Your intermediary should not be the person who served as your agent at the time of the property closed so it would need to be another professional. IRS rules also exclude anyone who acted as your employee, attorney, accountant, investment banker, broker, or real estate agent within two years of the transfer of the relinquished property.

To qualify for a 1031 exchange, you must follow these important timelines:

  • You must provide your intermediary with a description of your replacement property within 45 days of the sale of the relinquished property. (So, this means the property must be identified)
  • You must close on the purchase of the replacement property within 180 days of the date of the initial sale or of the income tax due date for the year in which it occurred, whichever is earlier.

Can you live in a 1031 Exchange Property?

It’s not possible to declare your property as primary residence immediately after an exchange. There are some requirements that must be fulfilled before you opt for this move. These requirements include:

  1. You must own the property for at least 2 years after the exchange
  2. Out of these 2 years, in a 12 months period, you must rent the property for at least 2 weeks to someone else.
  3. During the year you rented the property, you should not use the property for personal reasons for more than 2 weeks

Using 1031 Exchange for Primary Residence

Mostly, It’s not possible to make 1031 Exchange for your Primary residence as it is solely reserved for Business and Investment purposes. However, you can use section 121 to convert your primary residence to 1021 property and then you can use 1031 exchange for business purposes.

Depreciation Recapture Don’t Forget

When the property is sold for a profit don’t forget about the depreciation taken throughout the years which has accumulated on the property. This is depreciation is considered “recaptured” and will be treated as a gain. Recaptured depreciation is taxed as ordinary income, not long-term capital gains which could be much more painful if you are in the higher tax bracket. Depreciation will be recaptured if one or both properties aren’t depreciable. Note land is not depreciated as an asset so it will not be recaptured.

A 1031 property exchange could help you avoid depreciation recapture in some cases, but it’s complicated—which is why it is wise seek professional help.

Property Exchange

A 1031 Exchange Example

Here’s an example of how a 1031 exchange works.
Let’s say Henry bought a shopping complex 10 years ago for $900,000. He has claimed $250,000 in accumulated depreciation. Bob’s adjusted basis is $650,000 ($900,000 – $250,000). When Henry sells that shopping complex for $1,000,000, he realizes a taxable gain of $100,000. 45 days later he identifies and within 6 months, Henry buys and closes an apartment building for $1 million. He invests the full proceeds of $1,000,000 he received from selling his shopping complex.
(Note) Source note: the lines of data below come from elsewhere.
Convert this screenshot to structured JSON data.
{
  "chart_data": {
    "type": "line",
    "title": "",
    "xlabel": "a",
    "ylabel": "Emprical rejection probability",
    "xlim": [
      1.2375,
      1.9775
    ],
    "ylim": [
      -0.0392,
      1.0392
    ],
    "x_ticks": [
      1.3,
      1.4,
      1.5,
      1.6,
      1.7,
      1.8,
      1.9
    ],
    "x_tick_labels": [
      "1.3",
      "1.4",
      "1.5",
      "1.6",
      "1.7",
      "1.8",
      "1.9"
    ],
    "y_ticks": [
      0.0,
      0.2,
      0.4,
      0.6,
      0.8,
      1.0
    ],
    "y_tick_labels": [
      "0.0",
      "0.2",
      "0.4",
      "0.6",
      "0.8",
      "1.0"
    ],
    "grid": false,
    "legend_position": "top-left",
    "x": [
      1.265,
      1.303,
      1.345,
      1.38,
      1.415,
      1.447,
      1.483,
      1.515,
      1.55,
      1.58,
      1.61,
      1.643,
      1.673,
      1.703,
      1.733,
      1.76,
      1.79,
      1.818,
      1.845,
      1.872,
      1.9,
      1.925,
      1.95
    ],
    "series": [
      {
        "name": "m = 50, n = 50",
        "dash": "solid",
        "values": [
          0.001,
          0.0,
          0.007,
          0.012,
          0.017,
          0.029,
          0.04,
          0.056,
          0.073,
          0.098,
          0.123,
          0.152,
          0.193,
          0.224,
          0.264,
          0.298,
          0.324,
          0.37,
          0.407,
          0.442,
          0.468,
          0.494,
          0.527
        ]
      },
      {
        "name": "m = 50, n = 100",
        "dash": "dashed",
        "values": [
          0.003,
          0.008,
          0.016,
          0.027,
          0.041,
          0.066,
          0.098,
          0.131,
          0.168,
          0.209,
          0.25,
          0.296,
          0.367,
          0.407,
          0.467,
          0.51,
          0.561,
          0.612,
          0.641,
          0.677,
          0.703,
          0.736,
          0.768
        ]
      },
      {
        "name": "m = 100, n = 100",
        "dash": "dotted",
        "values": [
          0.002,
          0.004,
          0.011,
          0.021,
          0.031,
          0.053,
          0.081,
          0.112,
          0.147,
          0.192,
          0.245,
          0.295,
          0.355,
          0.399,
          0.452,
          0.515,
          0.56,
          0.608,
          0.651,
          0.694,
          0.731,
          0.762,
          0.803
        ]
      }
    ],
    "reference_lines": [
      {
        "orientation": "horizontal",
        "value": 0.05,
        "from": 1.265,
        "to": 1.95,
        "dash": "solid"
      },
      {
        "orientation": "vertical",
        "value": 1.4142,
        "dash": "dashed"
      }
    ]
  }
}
Because Henry has exchanged the shopping complex for an apartment building, he can defer the taxes he’d otherwise owe on his $100,000 capital gain. He can also defer the tax on the $250,000 in depreciation recapture. This is could prove to be very beneficial as this could help his cash flow to close other deals or even sit on this new property until he passes it down to his kids. That is an article for another day, the kids would get a step-up basis after he passes away and the property exchange goes to them which negates the deferred taxes.

Changing Ownership of Replacement Property after a 1031 Exchange

If you wanna change the ownership of the property after making a 1031 exchange, you’ll be liable to pay taxes on your gains if the value of the property increases over time.

Conclusion

A 1031 property exchange can be an effective tax-saving tool if your business buys and sells real property as you can defer capital gains until you sell the replacement property without making another exchange. You’ll qualify for a tax deferral only if you meet the timelines and other requirements outlined in Section 1031 of the U.S. tax code so be sure these guidelines are met.